Li et al used something called viral metagenomics to identify "circovirus-like" DNA sequences in stool samples of humans and wild chimpanzees. Viral metagenomics is apparently a relative new field, in which researchers attempt to recover viral DNA from environmental samples (as opposed to laboratory cell lines).* In US adults, the detection of circovirus was limited to the discovery of porcine circovirus (which is also found in most US pork products, according to the authors).

Hatterman et al reported on their infection of human cell lines with PCV1, which did not cause "any visible changes," unlike the type 2 PCV strain.

For children who require rotavirus vaccination, the FDA recommends the use of Merck's Rotateq vaccine—which is evidently not contaminated with PCV1 DNA.

* The technique may (may) be the method by which PCV1 DNA fragments were detected in GSK's Rotarix vaccine.

Image of Rotarix administration from Rotarix Prescribing Information.

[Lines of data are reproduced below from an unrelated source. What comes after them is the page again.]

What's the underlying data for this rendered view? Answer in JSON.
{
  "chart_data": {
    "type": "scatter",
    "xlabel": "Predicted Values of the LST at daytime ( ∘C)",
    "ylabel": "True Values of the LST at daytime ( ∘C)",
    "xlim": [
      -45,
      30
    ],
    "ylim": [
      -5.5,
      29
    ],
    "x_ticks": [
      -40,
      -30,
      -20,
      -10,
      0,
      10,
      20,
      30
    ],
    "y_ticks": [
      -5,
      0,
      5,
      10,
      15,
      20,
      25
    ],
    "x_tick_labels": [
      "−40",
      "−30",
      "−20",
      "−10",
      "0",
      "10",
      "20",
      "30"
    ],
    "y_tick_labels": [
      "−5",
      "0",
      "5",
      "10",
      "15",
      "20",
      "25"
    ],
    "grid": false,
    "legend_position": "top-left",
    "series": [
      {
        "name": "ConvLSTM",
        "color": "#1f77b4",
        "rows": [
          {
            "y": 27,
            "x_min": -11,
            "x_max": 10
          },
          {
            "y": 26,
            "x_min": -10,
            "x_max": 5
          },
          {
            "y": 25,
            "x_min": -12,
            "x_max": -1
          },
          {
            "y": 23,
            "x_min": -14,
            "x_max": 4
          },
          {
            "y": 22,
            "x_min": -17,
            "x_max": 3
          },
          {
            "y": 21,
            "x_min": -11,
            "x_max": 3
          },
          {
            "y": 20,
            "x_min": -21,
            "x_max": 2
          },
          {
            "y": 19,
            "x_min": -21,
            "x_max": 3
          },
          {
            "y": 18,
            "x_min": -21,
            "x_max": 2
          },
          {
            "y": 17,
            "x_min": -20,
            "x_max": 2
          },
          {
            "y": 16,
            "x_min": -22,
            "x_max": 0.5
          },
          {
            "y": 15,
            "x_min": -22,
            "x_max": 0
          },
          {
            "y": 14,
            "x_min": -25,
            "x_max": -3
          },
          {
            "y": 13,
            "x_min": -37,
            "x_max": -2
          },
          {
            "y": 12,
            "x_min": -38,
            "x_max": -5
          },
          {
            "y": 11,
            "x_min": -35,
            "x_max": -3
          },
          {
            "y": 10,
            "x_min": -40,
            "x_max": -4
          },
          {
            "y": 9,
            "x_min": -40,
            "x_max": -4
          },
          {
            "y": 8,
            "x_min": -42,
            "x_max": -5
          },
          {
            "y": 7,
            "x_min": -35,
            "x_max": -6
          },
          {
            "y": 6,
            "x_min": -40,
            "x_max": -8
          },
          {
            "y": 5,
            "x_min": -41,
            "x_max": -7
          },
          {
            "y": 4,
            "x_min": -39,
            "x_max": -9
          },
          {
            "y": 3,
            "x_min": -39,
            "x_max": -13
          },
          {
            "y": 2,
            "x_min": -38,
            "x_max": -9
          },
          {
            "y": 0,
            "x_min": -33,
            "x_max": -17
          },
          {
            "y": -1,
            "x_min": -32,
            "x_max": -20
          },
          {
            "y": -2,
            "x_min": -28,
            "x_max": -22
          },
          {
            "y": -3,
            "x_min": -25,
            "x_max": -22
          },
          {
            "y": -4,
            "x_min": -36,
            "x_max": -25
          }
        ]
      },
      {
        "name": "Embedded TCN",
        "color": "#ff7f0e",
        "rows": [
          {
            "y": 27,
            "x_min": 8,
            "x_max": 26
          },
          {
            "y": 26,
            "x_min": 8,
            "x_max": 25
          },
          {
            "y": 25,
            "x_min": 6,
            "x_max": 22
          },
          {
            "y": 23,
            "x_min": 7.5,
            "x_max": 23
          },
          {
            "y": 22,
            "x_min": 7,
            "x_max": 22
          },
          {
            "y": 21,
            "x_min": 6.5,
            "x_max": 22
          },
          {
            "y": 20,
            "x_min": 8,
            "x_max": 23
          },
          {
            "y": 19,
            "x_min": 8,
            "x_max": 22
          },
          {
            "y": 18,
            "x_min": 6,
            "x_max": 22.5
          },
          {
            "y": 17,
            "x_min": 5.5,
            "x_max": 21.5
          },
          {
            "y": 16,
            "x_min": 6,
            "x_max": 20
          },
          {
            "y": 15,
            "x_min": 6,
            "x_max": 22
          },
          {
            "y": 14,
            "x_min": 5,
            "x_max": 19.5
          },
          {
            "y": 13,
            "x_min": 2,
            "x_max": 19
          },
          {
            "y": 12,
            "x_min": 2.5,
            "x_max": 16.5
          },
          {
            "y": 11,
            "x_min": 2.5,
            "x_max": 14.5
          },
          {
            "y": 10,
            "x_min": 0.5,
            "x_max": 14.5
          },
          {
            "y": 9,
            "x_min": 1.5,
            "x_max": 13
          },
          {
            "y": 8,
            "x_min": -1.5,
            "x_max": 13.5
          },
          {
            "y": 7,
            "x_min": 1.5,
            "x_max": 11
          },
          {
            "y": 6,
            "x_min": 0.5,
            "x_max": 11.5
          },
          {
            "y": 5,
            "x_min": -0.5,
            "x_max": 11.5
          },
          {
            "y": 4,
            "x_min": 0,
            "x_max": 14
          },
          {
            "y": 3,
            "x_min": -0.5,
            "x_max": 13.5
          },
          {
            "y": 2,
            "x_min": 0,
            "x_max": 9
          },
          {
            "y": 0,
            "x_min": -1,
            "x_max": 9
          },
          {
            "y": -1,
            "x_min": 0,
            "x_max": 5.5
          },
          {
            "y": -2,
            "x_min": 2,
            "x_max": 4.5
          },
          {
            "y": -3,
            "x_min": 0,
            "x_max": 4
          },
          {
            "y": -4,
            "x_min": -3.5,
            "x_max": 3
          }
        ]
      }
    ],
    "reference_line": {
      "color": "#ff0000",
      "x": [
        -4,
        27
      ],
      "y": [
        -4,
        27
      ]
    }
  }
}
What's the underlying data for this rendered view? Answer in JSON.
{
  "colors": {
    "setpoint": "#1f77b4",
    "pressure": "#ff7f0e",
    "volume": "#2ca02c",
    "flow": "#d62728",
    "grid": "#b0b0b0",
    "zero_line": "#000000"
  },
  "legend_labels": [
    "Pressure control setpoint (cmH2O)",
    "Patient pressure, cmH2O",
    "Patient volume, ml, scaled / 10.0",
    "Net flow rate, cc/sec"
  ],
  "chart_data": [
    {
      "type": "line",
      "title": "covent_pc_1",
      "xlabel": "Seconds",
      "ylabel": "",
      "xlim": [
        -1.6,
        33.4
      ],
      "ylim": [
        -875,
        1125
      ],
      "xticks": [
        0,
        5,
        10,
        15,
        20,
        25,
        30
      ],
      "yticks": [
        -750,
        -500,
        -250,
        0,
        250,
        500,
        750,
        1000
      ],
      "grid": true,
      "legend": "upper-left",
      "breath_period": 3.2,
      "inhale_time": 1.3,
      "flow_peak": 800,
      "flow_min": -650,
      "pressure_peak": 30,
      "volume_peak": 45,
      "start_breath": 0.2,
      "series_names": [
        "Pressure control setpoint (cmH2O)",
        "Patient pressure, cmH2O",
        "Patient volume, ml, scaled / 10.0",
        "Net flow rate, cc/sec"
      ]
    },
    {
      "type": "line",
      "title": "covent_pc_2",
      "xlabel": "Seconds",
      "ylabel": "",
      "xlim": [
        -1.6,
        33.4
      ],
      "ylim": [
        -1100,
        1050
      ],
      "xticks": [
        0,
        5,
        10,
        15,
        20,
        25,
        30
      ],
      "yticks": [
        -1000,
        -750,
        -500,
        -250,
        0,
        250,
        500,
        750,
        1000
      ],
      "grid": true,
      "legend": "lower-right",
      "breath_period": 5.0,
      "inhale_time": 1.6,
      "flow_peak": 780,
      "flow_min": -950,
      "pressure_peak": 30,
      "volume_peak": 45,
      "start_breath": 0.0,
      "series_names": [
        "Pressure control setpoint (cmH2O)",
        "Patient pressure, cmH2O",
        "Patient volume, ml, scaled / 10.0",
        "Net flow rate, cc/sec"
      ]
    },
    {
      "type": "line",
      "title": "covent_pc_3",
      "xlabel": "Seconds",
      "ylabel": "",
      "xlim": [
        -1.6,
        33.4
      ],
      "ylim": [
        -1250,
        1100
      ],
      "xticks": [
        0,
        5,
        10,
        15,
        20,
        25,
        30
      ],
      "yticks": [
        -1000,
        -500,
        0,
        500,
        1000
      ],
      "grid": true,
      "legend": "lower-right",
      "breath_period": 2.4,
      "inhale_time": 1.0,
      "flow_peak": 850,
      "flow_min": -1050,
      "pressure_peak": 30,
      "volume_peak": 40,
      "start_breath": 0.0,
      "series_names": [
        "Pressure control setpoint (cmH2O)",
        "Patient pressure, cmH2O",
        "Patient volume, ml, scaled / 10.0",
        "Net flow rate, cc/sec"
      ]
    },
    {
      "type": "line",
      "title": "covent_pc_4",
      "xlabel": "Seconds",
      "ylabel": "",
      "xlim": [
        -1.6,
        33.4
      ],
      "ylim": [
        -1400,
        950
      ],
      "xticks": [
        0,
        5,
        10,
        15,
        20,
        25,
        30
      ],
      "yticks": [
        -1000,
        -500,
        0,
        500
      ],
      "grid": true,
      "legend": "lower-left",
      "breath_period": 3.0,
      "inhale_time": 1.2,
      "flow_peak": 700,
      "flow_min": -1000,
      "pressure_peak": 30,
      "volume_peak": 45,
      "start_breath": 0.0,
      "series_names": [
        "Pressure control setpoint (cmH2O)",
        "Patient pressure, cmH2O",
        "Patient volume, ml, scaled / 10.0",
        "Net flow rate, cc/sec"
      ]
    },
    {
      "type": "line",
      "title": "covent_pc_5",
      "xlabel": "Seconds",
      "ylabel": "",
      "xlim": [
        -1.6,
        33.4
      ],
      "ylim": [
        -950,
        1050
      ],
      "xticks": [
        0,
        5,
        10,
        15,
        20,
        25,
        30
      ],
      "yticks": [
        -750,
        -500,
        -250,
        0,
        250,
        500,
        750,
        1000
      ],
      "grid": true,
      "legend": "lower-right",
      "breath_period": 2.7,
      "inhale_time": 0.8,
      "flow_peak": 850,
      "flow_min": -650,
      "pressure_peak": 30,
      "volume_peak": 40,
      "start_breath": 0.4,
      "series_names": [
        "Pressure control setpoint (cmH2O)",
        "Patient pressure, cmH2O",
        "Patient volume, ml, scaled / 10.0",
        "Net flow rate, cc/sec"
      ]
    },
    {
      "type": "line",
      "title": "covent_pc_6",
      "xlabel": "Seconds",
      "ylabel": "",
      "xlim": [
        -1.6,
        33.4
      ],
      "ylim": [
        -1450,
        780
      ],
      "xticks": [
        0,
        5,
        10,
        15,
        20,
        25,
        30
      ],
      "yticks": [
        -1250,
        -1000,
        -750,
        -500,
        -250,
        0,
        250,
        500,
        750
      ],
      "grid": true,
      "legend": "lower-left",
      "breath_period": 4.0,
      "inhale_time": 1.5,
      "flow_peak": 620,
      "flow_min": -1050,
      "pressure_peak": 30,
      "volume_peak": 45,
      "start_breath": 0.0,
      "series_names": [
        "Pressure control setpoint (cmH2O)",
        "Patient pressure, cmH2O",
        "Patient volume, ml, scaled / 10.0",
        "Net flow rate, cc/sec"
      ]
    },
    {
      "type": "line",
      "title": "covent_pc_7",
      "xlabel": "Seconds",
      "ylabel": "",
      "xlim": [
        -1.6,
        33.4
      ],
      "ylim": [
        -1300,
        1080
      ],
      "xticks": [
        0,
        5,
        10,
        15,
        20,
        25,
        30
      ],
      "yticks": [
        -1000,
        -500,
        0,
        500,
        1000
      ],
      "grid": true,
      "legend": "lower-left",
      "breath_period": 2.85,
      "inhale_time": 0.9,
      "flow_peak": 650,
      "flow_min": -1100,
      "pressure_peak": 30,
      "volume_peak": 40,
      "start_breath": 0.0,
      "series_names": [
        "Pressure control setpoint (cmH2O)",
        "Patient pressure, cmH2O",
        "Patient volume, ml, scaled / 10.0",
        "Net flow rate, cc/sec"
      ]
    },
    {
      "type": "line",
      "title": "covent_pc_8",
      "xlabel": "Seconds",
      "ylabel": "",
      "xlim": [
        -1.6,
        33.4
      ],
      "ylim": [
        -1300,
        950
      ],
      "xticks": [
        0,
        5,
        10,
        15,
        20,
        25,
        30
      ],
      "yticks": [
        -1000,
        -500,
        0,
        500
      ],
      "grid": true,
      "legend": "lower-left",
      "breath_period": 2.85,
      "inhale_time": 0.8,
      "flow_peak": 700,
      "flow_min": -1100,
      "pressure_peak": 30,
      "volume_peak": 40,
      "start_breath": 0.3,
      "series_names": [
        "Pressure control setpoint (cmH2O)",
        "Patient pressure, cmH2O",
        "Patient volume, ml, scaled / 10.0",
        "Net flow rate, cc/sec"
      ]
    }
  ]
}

03/26/10 addendum: Relying on reason and common sense, the European Medicines Agency reported today that it "sees no safety concerns with the Rotarix oral vaccine" and that the DNA of a virus that does not cause human disease "does not present a risk to public health." The EMA stressed that PCV1 is commonly found in meat and other food products.

The agency, however, requested that 1) GSK identify how the DNA fragments got into Rotarix and 2) produce a vaccine that is free of PCV1 DNA. The agency also reported that other GSK vaccines do not contain PCV1 DNA.